The issue was raised yesterday by Professor Jeffrey Almond, of Reading University and a member of the Government's Spongiform Encephal-opathy Advisory Committee (Seac), who is to lead the investigation into the risk of BSE passing to sheep.

"I think there is a distinct possibility that BSE is out there in the sheep population ... I think if we found BSE in sheep it would be a national emergency and I think politicians would have to think very hard about what the appropriate response would be," he said.

The search for BSE in sheep has been hampered by the lack of a simple, cheap test to distinguish it from scrapie.
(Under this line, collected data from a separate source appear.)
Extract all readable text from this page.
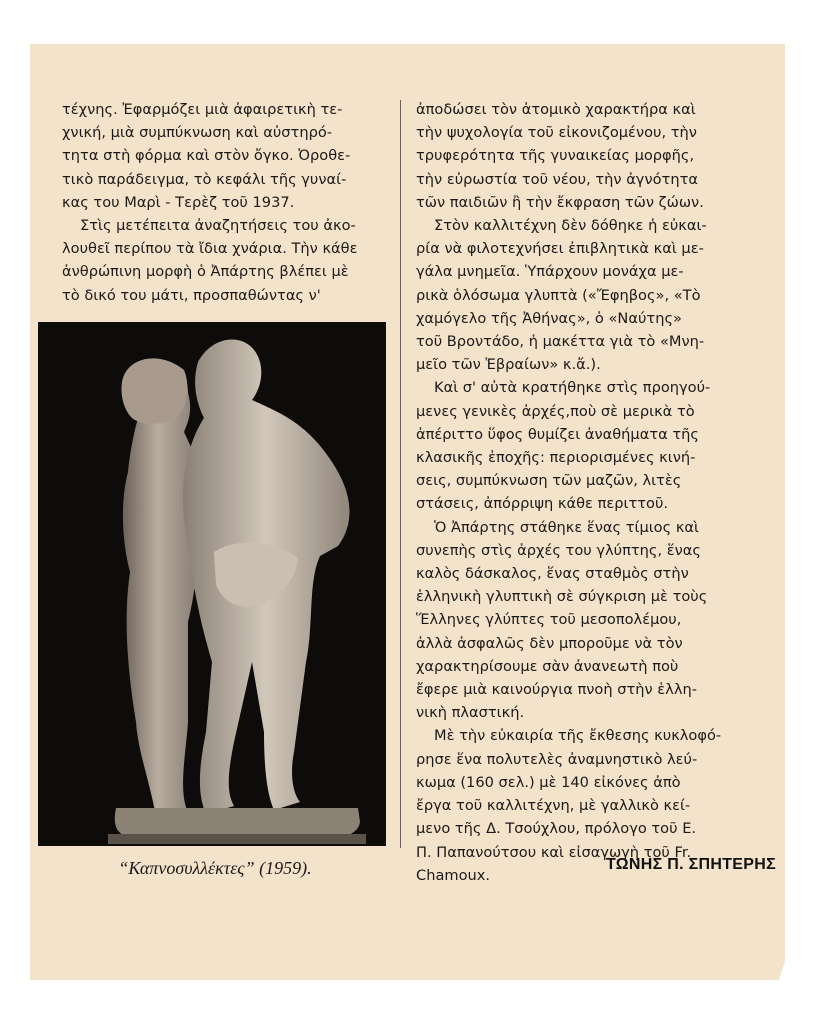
τέχνης. Ἐφαρμόζει μιὰ ἀφαιρετικὴ τε-
χνική, μιὰ συμπύκνωση καὶ αὐστηρό-
τητα στὴ φόρμα καὶ στὸν ὄγκο. Ὀροθε-
τικὸ παράδειγμα, τὸ κεφάλι τῆς γυναί-
κας του Μαρὶ - Τερὲζ τοῦ 1937.

Στὶς μετέπειτα ἀναζητήσεις του ἀκο-
λουθεῖ περίπου τὰ ἴδια χνάρια. Τὴν κάθε
ἀνθρώπινη μορφὴ ὁ Ἀπάρτης βλέπει μὲ
τὸ δικό του μάτι, προσπαθώντας ν'

“Καπνοσυλλέκτες” (1959).

ἀποδώσει τὸν ἀτομικὸ χαρακτήρα καὶ
τὴν ψυχολογία τοῦ εἰκονιζομένου, τὴν
τρυφερότητα τῆς γυναικείας μορφῆς,
τὴν εὐρωστία τοῦ νέου, τὴν ἀγνότητα
τῶν παιδιῶν ἢ τὴν ἔκφραση τῶν ζώων.

Στὸν καλλιτέχνη δὲν δόθηκε ἡ εὐκαι-
ρία νὰ φιλοτεχνήσει ἐπιβλητικὰ καὶ με-
γάλα μνημεῖα. Ὑπάρχουν μονάχα με-
ρικὰ ὁλόσωμα γλυπτὰ («Ἔφηβος», «Τὸ
χαμόγελο τῆς Ἀθήνας», ὁ «Ναύτης»
τοῦ Βροντάδο, ἡ μακέττα γιὰ τὸ «Μνη-
μεῖο τῶν Ἑβραίων» κ.ἄ.).

Καὶ σ' αὐτὰ κρατήθηκε στὶς προηγού-
μενες γενικὲς ἀρχές,ποὺ σὲ μερικὰ τὸ
ἀπέριττο ὕφος θυμίζει ἀναθήματα τῆς
κλασικῆς ἐποχῆς: περιορισμένες κινή-
σεις, συμπύκνωση τῶν μαζῶν, λιτὲς
στάσεις, ἀπόρριψη κάθε περιττοῦ.

Ὁ Ἀπάρτης στάθηκε ἕνας τίμιος καὶ
συνεπὴς στὶς ἀρχές του γλύπτης, ἕνας
καλὸς δάσκαλος, ἕνας σταθμὸς στὴν
ἑλληνικὴ γλυπτικὴ σὲ σύγκριση μὲ τοὺς
Ἕλληνες γλύπτες τοῦ μεσοπολέμου,
ἀλλὰ ἀσφαλῶς δὲν μποροῦμε νὰ τὸν
χαρακτηρίσουμε σὰν ἀνανεωτὴ ποὺ
ἔφερε μιὰ καινούργια πνοὴ στὴν ἑλλη-
νικὴ πλαστική.

Μὲ τὴν εὐκαιρία τῆς ἔκθεσης κυκλοφό-
ρησε ἕνα πολυτελὲς ἀναμνηστικὸ λεύ-
κωμα (160 σελ.) μὲ 140 εἰκόνες ἀπὸ
ἔργα τοῦ καλλιτέχνη, μὲ γαλλικὸ κεί-
μενο τῆς Δ. Τσούχλου, πρόλογο τοῦ Ε.
Π. Παπανούτσου καὶ εἰσαγωγὴ τοῦ Fr.
Chamoux.

ΤΩΝΗΣ Π. ΣΠΗΤΕΡΗΣ
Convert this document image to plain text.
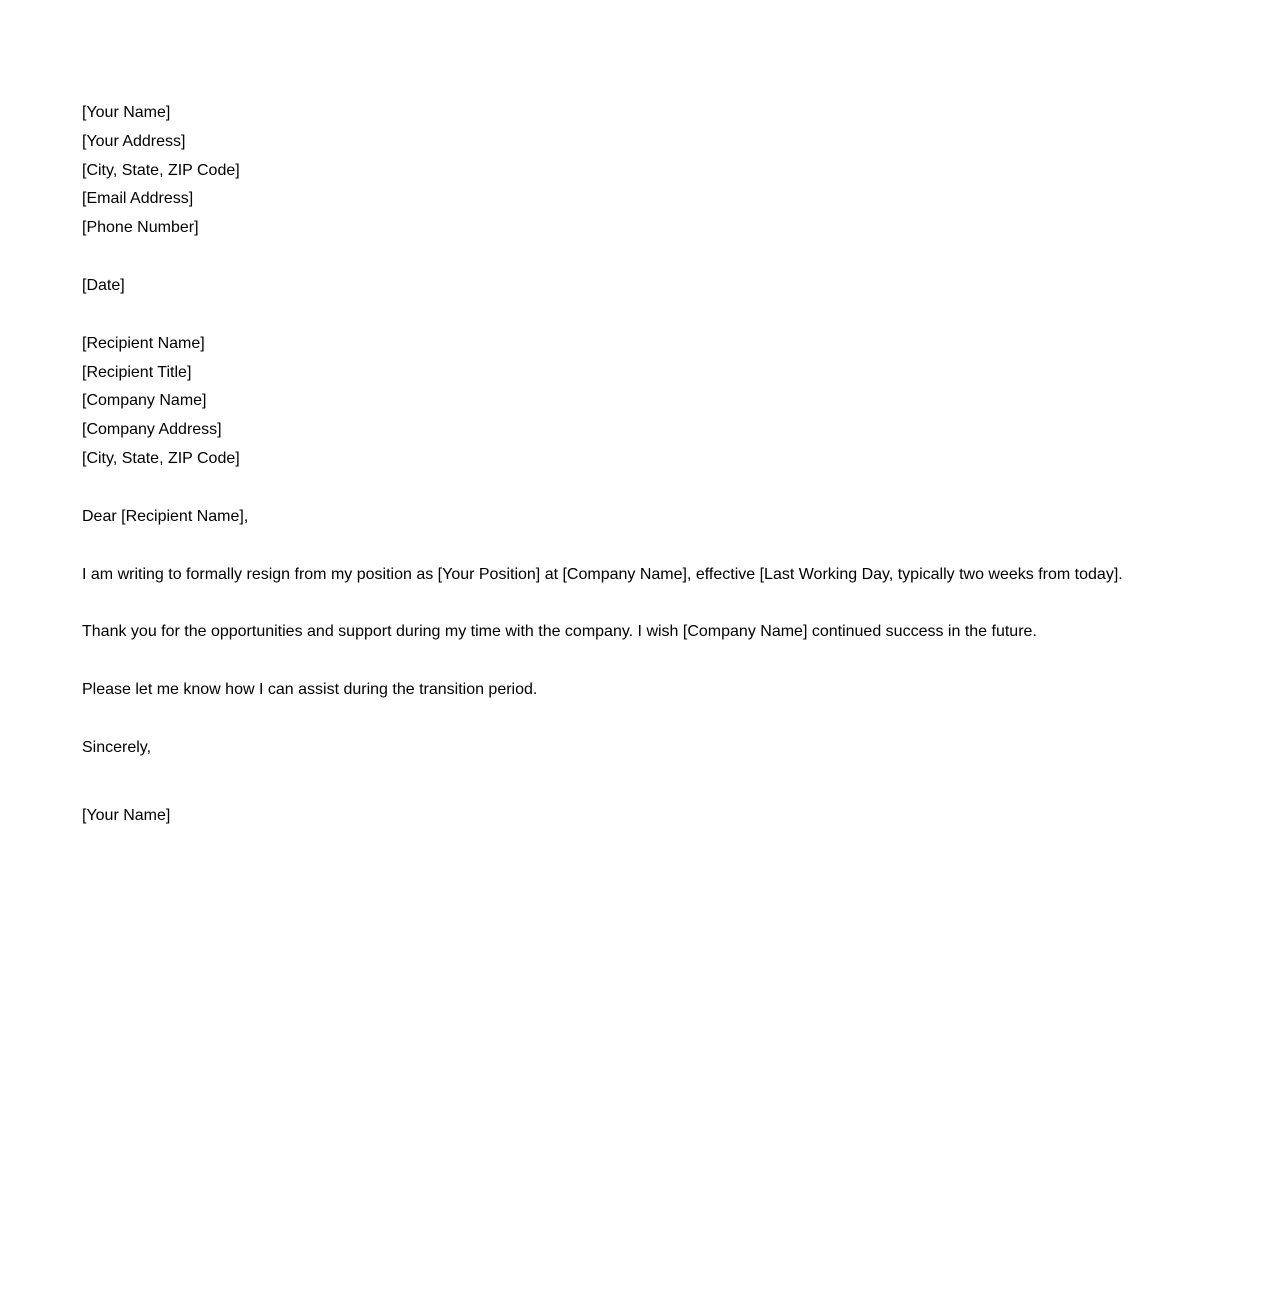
[Your Name]
[Your Address]
[City, State, ZIP Code]
[Email Address]
[Phone Number]
[Date]
[Recipient Name]
[Recipient Title]
[Company Name]
[Company Address]
[City, State, ZIP Code]
Dear [Recipient Name],
I am writing to formally resign from my position as [Your Position] at [Company Name], effective [Last Working Day, typically two weeks from today].
Thank you for the opportunities and support during my time with the company. I wish [Company Name] continued success in the future.
Please let me know how I can assist during the transition period.
Sincerely,
[Your Name]
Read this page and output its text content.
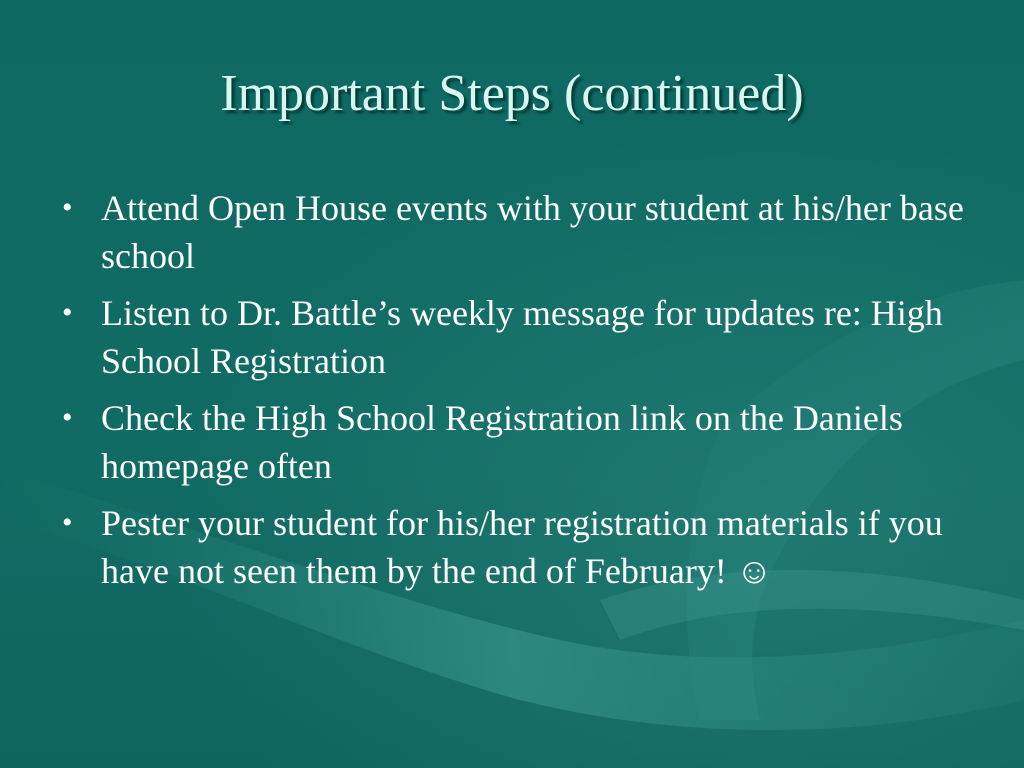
Important Steps (continued)
• Attend Open House events with your student at his/her base school
• Listen to Dr. Battle’s weekly message for updates re: High School Registration
• Check the High School Registration link on the Daniels homepage often
• Pester your student for his/her registration materials if you have not seen them by the end of February! ☺
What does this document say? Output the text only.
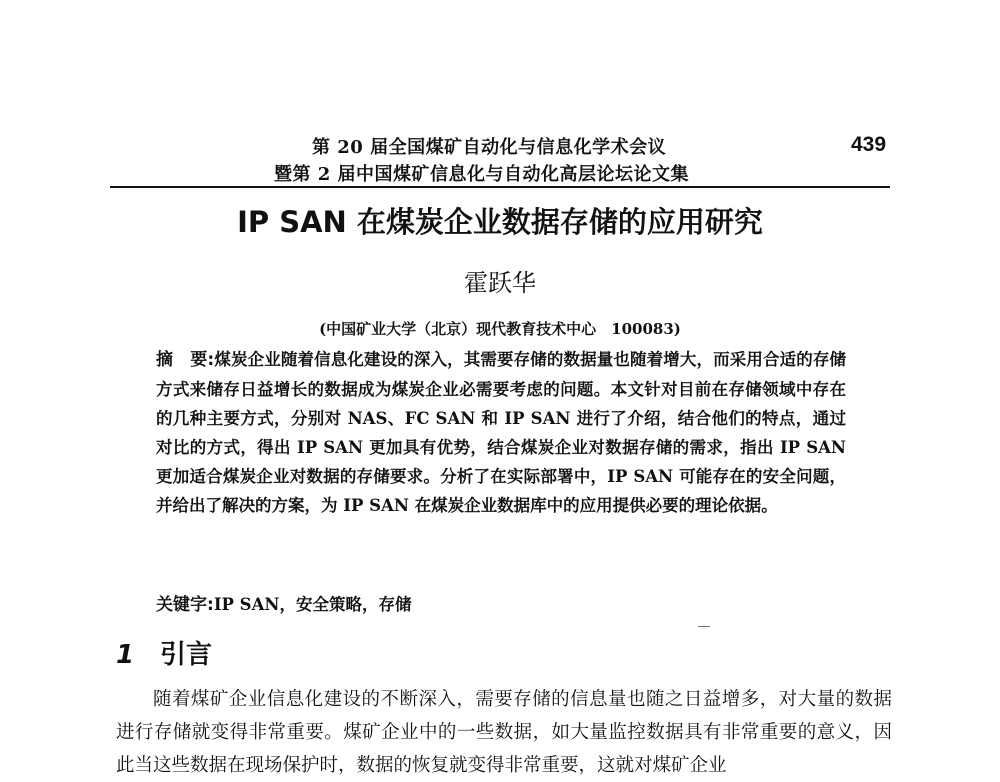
第 20 届全国煤矿自动化与信息化学术会议
暨第 2 届中国煤矿信息化与自动化高层论坛论文集
439
IP SAN 在煤炭企业数据存储的应用研究
霍跃华
(中国矿业大学（北京）现代教育技术中心　100083)
摘　要:煤炭企业随着信息化建设的深入，其需要存储的数据量也随着增大，而采用合适的存储方式来储存日益增长的数据成为煤炭企业必需要考虑的问题。本文针对目前在存储领域中存在的几种主要方式，分别对 NAS、FC SAN 和 IP SAN 进行了介绍，结合他们的特点，通过对比的方式，得出 IP SAN 更加具有优势，结合煤炭企业对数据存储的需求，指出 IP SAN 更加适合煤炭企业对数据的存储要求。分析了在实际部署中，IP SAN 可能存在的安全问题，并给出了解决的方案，为 IP SAN 在煤炭企业数据库中的应用提供必要的理论依据。
关键字:IP SAN，安全策略，存储
1 引言
随着煤矿企业信息化建设的不断深入，需要存储的信息量也随之日益增多，对大量的数据进行存储就变得非常重要。煤矿企业中的一些数据，如大量监控数据具有非常重要的意义，因此当这些数据在现场保护时，数据的恢复就变得非常重要，这就对煤矿企业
At present the only test involves injecting pieces of sheep brain into different strains of laboratory mice to see whether they develop BSE - a process that can take two years or more.

However, Seac members believe it is time for the Government to spend what could amount to millions of pounds in testing several thousand adult sheep because of continuing concern that BSE in sheep may, like scrapie, be passed from one animal to another.

The plan would involve surveying a representative sample of adult sheep from across the country and sending brain material to the Neuropathogenesis Unit in Edinburgh, the Central Veterinary Laboratory in Weybridge or the Institute of Animal Health in Compton.